New research more strongly links poverty, brain development and reduced academic achievement.  In April I wrote about the ravages of inequality on America’s children, as evident in correlations between low income and smaller brain size.  See @ http://www.huffingtonpost.com/billy-shore/-smaller-bank-accounts-sm_b_7151794.html  On July 20, a team led by University of Wisconsin-Madison’s Seth Pollak published findings in JAMA Pediatrics (Journal of the American Medical Association) that went farther than before. 

Analyzing MRI scans of 389 children and teens over six years; they found that poverty affected the structure of three parts of the brain related specifically to academic achievement: the frontal lobe, the temporal lobe, and the hippocampus. 15-20% of the gap in test scores between low income and upper income kids can be explained by structural differences in those three parts of the brain. Kids living in families below the poverty level had 8-10% less gray matter in the regions of the brain associated with learning and scored 4-7 points lower on standardized tests.

The new study is the first to connect these findings. "Our research suggests that specific brain structures tied to processes critical for learning and educational functioning (e.g., sustained attention, planning, and cognitive flexibility) are vulnerable to the environmental circumstances of poverty, such as stress and limited stimulation and nutrition," the authors note. "It was stunning to see the circle closed—the delay in brain growth explains the achievement deficit in poor children," says Pollak.
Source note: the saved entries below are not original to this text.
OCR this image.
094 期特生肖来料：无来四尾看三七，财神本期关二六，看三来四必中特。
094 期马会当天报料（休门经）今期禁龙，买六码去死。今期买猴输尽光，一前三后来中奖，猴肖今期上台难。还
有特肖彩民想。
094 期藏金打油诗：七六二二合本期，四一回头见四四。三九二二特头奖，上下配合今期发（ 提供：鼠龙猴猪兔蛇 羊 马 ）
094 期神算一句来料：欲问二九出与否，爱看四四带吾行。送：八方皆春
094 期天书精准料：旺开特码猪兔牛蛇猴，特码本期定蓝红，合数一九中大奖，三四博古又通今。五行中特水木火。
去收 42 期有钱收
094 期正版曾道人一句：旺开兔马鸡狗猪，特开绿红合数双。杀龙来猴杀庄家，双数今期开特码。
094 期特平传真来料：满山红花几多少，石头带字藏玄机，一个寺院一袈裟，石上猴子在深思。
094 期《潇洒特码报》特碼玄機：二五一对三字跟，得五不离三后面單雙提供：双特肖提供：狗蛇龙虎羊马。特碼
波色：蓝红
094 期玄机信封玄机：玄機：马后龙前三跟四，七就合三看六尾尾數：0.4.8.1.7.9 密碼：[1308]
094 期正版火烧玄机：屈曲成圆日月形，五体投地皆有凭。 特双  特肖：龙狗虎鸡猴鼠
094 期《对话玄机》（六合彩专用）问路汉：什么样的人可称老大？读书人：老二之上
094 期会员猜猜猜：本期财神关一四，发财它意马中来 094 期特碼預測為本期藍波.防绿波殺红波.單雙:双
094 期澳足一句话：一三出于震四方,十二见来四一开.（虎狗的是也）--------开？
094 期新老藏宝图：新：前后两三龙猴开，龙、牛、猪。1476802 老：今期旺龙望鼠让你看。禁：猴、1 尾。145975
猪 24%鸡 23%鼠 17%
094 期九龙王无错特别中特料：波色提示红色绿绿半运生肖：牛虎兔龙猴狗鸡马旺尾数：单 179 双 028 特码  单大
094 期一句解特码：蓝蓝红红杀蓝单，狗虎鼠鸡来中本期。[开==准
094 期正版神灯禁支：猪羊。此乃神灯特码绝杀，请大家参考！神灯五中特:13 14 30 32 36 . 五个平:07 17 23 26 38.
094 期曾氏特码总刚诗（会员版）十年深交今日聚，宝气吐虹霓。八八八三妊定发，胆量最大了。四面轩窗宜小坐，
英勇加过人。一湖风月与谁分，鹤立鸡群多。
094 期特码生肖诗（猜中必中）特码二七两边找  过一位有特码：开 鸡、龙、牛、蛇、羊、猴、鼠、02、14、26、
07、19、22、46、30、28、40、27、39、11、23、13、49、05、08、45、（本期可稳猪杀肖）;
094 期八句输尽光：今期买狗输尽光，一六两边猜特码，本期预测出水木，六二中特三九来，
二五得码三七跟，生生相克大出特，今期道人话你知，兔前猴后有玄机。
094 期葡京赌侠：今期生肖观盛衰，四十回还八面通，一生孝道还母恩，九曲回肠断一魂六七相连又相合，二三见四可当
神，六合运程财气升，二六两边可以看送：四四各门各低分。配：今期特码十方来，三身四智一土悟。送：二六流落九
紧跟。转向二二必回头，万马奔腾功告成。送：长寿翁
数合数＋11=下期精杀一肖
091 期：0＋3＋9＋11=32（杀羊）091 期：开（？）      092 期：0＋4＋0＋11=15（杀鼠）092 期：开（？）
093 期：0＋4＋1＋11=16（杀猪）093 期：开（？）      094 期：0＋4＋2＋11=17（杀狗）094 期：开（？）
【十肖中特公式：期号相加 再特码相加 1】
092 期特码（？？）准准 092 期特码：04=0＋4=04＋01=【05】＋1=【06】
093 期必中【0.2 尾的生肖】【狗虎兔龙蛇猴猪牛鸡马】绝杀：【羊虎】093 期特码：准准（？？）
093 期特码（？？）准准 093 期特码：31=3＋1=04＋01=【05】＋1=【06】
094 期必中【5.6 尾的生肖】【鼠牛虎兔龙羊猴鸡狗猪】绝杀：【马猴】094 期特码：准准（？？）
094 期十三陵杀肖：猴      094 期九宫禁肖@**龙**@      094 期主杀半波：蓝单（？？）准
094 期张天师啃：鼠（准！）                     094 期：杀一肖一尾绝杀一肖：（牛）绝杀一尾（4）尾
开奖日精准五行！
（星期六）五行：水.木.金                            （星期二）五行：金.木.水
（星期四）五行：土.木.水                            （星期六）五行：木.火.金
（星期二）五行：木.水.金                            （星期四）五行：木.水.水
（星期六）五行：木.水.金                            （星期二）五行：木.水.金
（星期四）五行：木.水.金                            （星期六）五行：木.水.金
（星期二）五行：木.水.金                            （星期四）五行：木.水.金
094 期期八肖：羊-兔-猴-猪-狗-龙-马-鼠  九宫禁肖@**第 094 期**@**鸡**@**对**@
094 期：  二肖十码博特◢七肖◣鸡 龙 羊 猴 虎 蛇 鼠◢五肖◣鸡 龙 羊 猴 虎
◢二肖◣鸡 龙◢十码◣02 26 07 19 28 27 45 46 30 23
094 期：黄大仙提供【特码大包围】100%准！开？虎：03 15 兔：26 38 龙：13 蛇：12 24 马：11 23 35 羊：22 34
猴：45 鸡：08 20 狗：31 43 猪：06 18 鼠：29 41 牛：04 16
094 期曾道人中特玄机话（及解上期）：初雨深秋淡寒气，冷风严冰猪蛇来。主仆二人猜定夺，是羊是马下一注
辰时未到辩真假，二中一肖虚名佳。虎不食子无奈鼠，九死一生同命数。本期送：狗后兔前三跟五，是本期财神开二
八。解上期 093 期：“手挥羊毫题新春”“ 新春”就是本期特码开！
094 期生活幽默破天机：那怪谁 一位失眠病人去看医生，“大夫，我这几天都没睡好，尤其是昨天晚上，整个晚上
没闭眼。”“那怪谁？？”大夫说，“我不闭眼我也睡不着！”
The “aha!” is not so much the correlation but the granularity and specificity of imaging that makes such correlations irrefutable, and harder to look the other way.

 When it comes to poverty, our national Achilles’ heel is the habit of “out of sight, is out of mind.”  Brain size is a microcosm for it. Talk about invisible!  If not for neuro-science we would never know that specific damage that hunger and poverty inflict. Until now we never had an unobstructed view. Instead we had to speculate, surmise, make a leap of faith. Graphing MRI’s to income and test scores makes what is fuzzy more sharp and clear.  

Nature gave us all hard skulls, just not hard enough to protect what’s inside from politics, bureaucracy, indifference and neglect.  But the good news, as JAMA said in an editorial, is that the sensitivity of the brain (what scientists call “plasticity”) to positive as well as negative “lends credence to the idea that interventions to remediate adverse early environments may have some success in altering this neurobiological tie.”

These discoveries add urgency to everything we do.  It puts Share Our Strength on the front lines not only of feeding kids but also increasing educational opportunity. Whether you are working on our Hunger Free Summer for Kids legislation, Dine Out, corporate partners, innovation, culinary, Cooking Matters, or other vital relationships, it’s more clear than ever that a generation of children across the country depend on your efforts.